U.S. Nazis. They are everywhere today, with gray uniforms, armbands and raised fists. That day they shouted insults against the Disney corporation. A statement from the Orange County Sheriff’s Office states, “We are aware of these groups that aim to agitate and incite people with anti-Semitic symbols and insults ... we deplore hate speech in any form, but people have a First Amendment right to demonstrate.”
Disney is staunchly opposed to the “anti-woke” crusade of Florida Governor Ron DeSantis, who has passed a Parental Rights in Education law, known as “Don’t Say Gay.” The legislation now prohibits public school teachers from teaching anything about sexual orientation or gender identity, in all grades, from ages five through 18.
Disney World enjoyed an autonomous status as an enclave with its own fiscal and administrative privileges. In one of the battles in this war, the governor took away those privileges, so the corporation has appealed to the courts. And while DeSantis threatens to build a prison next door, Disney has ordered a halt to its billion-dollar new investment program.
Being a combatant in such a war seems unusual for a hard-nosed Republican like DeSantis, who is competing with Donald Trump for the most fundamentalist credentials in the campaign for the Republican presidential nomination. If any company represents the sacrosanct triumph of free enterprise, it is the Disney Corporation. It is the world leader in the entertainment industry.
And even more unusual, to see Donald Duck confronting the Nazis. I have not yet asked Ariel Dorfman what he thinks of the new turn in the character’s political life. It deserved a whole book, How to read Donald Duck (1971), written by Ariel himself and Armando Mattelart, in the times of the Popular Unity Government in Chile, when Salvador Allende held the presidency.
With nearly 40 editions translated into dozens of languages, this “manual for decolonization” analyzed the alienating influence of Walt Disney’s characters from a Marxist perspective.
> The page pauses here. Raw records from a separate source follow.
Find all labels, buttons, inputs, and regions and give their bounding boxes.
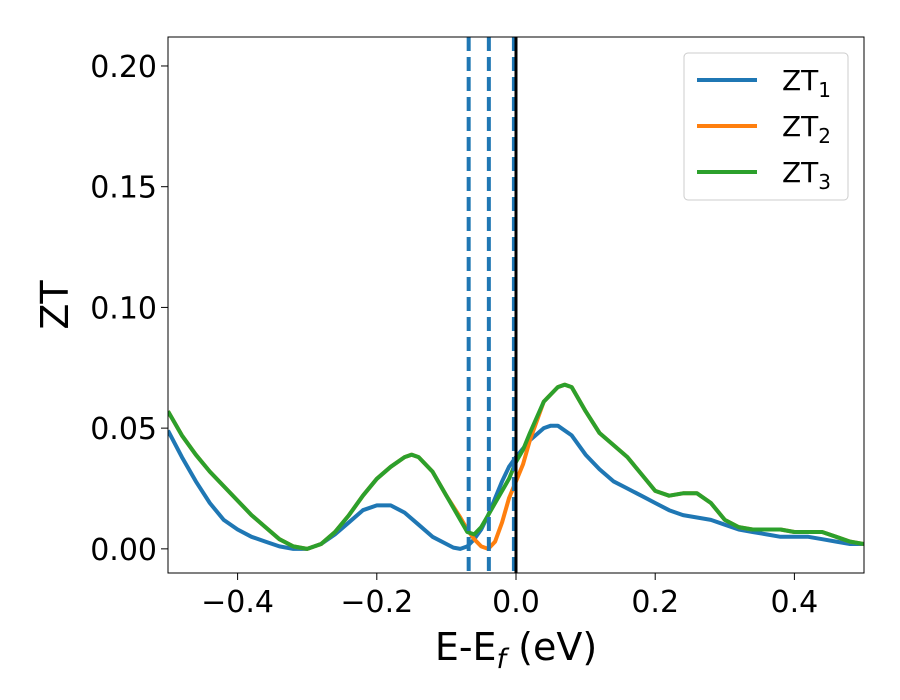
y-axis-label: ZT — [33, 280, 77, 330]
series-line-zt3 — [168, 382, 864, 551]
y-tick-label: 0.15 — [90, 171, 157, 206]
x-tick-label: −0.2 — [340, 585, 413, 620]
x-tick-label: 0.2 — [631, 585, 679, 620]
legend-label-zt1: ZT1 — [782, 64, 831, 102]
plot-series-group — [168, 382, 864, 551]
x-tick-label: −0.4 — [201, 585, 274, 620]
legend-entries: ZT1 ZT2 ZT3 — [697, 64, 831, 194]
x-tick-label: 0.0 — [492, 585, 540, 620]
y-tick-label: 0.20 — [90, 50, 157, 85]
legend-box — [683, 52, 849, 201]
x-axis-label: E-Ef (eV) — [435, 625, 597, 675]
legend-label-zt3: ZT3 — [782, 156, 831, 194]
x-tick-label: 0.4 — [771, 585, 819, 620]
y-axis-ticks: 0.00 0.05 0.10 0.15 0.20 — [90, 50, 168, 568]
x-axis-ticks: −0.4 −0.2 0.0 0.2 0.4 — [201, 573, 818, 620]
reference-lines — [466, 37, 518, 573]
y-tick-label: 0.00 — [90, 533, 157, 568]
legend: ZT1 ZT2 ZT3 — [683, 52, 849, 201]
legend-label-zt2: ZT2 — [782, 110, 831, 148]
y-tick-label: 0.05 — [90, 412, 157, 447]
y-tick-label: 0.10 — [90, 291, 157, 326]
The book completely dissected the ideology embedded in the speech bubbles. The menagerie of ducks, dogs and mice in the comics and cartoons, such as Scrooge McDuck, Donald’s multimillionaire uncle — a supreme egoist who bathes gleefully in his mountains of gold coins as if they were sparkling soap suds — were nothing but a product of the mother country to implant capitalist mentalities.
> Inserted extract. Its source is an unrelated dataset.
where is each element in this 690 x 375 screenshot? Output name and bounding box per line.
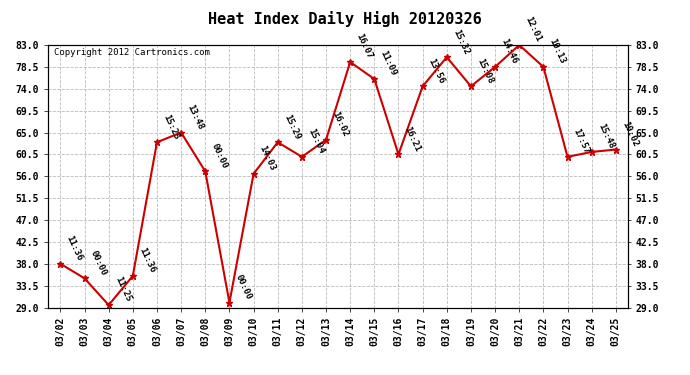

The 1970s were the years of How to read Donald Duck, and The Open Veins of Latin America, by Eduardo Galeano; the sacred texts of the tumultuous left. It was the decade of triumphant and budding revolutions; of heroic guerrillas and the new man; fights to the death against imperialism, massive rock concerts and protest songs; cannabis and long hair — and later coups d’état, military dictatorships, and disappearances. And, since the proposal was to demolish the system and erect socialism on its rubble, the issues that now pit Donald Duck against the Nazis were not considered strategic, or even debated: gender equality, racial integration, LGBTQI rights, freedom to teach sex education in schools. In complete contrast, the Cuban revolution put homosexuals in concentration camps and more than a few icons of social redemption were male chauvinists.
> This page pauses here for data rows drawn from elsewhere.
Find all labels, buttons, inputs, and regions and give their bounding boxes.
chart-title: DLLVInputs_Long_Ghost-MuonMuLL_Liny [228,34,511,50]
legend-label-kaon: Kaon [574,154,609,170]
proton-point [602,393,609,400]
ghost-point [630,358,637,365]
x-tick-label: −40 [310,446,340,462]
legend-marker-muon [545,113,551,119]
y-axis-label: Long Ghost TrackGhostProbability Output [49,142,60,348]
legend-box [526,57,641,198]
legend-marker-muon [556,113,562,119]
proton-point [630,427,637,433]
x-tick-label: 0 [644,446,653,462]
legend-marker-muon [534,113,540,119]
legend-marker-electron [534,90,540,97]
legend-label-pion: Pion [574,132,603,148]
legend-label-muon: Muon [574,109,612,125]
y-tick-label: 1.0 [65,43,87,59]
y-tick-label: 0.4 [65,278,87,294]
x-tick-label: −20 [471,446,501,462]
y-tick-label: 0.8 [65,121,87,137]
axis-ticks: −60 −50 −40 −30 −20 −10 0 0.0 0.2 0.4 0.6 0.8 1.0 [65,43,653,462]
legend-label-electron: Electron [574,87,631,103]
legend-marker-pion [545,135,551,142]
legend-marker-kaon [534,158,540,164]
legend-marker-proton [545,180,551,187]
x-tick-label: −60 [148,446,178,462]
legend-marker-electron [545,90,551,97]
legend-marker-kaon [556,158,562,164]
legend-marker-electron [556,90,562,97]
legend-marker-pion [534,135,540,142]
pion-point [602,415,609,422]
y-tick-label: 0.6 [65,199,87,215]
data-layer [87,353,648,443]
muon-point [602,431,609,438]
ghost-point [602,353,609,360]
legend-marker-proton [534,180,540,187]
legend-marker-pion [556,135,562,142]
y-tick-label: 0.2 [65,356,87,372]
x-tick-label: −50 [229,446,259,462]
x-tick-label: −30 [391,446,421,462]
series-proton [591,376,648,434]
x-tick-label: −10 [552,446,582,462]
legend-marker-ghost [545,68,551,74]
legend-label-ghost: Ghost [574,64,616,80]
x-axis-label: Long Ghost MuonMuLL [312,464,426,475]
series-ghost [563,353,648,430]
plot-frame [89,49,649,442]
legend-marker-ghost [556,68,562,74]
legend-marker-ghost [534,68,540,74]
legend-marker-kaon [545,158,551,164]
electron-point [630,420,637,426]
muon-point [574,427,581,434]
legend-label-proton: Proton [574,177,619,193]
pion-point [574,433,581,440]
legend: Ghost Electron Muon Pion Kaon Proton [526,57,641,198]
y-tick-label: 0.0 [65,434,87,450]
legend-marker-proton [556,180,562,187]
In keeping with the values of the good old days, the patriarch Walt Disney took it upon himself to erase anything that fell outside the orthodox male stereotype. Today, his corporate heirs are revising the traditional canon. In the classic 1940 film Fantasia, there was a maid who was not only Black but also clumsy, as if they were two sides of the same coin. In Dumbo (1940), the gang of crows that harassed the innocent elephant represented the lazy Blacks; the boss, so that there could be no doubt about it, is named none other than Jim Crow.
In today’s remake of The Little Mermaid, Ariel is Black — no longer fair-skinned and blue-eyed — and the movie has been a sensational box-office success. Donald Duck might be gay: the character in the film A Strange World is a gay teenager.
Is Disney atoning for past transgressions, or exploring new market niches? Either way, Donald Duck has become the enemy of swastika flag-waving Nazis, who feel attacked. For them, the world belongs to white heterosexuals.
We will have to read Donald Duck again.